Roy began her career with The Vague Woman’s Handbook, a quirky novel that was published by HarperCollins in March 2011 and subsequently appeared on the India Today Bestseller List.

Her second book was The Weight Loss Club: The Curious Experiments of Nancy Housing Cooperative, yet another quirky novel published by Rupa & Co. in July 2013.

Her 2015 book, The Heat and Dust Project (written along with husband Saurav Jha) chronicles the story of travelling through India on local buses "on a very very tight budget" which debuted at no.1 on the Hindustan Times-AC Nielsen list and also got excellent reviews. The Heat and Dust Project is also a first-of-its-kind dynamic book as the couple used Facebook to document their journey even as it was underway.

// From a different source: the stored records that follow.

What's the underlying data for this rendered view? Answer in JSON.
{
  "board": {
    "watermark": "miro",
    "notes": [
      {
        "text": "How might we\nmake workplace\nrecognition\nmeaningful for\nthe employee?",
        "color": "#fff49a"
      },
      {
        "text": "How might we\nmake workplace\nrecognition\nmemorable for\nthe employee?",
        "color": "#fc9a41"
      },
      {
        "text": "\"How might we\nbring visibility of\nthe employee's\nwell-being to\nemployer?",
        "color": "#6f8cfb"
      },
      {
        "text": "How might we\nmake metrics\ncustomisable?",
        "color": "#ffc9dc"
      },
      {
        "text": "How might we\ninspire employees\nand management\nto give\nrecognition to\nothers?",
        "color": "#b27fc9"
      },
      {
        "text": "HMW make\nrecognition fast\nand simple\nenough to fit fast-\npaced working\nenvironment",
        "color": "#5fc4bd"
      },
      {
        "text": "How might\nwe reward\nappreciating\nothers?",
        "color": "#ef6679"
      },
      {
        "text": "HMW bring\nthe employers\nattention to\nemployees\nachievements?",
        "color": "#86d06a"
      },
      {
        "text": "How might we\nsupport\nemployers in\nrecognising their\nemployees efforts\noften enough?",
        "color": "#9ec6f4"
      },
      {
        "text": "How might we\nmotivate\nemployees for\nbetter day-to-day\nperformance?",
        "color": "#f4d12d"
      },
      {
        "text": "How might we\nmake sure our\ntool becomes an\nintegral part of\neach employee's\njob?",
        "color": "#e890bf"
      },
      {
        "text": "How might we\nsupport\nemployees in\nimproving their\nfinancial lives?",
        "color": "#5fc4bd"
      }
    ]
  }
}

A teaser for the sequel of The Heat and Dust Project, called Man. Woman. Road., was published in Indian Express recently.

In 2017, Roy authored a graphic biography of Indira Gandhi, Indira, with artist Priya Kuriyan – a unique book about a young student, Indira Thapa (named after Indira Gandhi), who is set an unusual assignment by her favourite teacher: to write an essay around her name. The book, published by Westland's imprint, Contxt, alternates between chapters of fictional prose and graphic biography.

In June 2018, she started the publication of a serialised novel, The Romantics of College Street, in The Telegraph India. It was then consolidated as a book, and published by Westland under the title Friends from College a year later. A love letter to College Street in Calcutta, it follows various characters returning to Calcutta more than twenty years after college.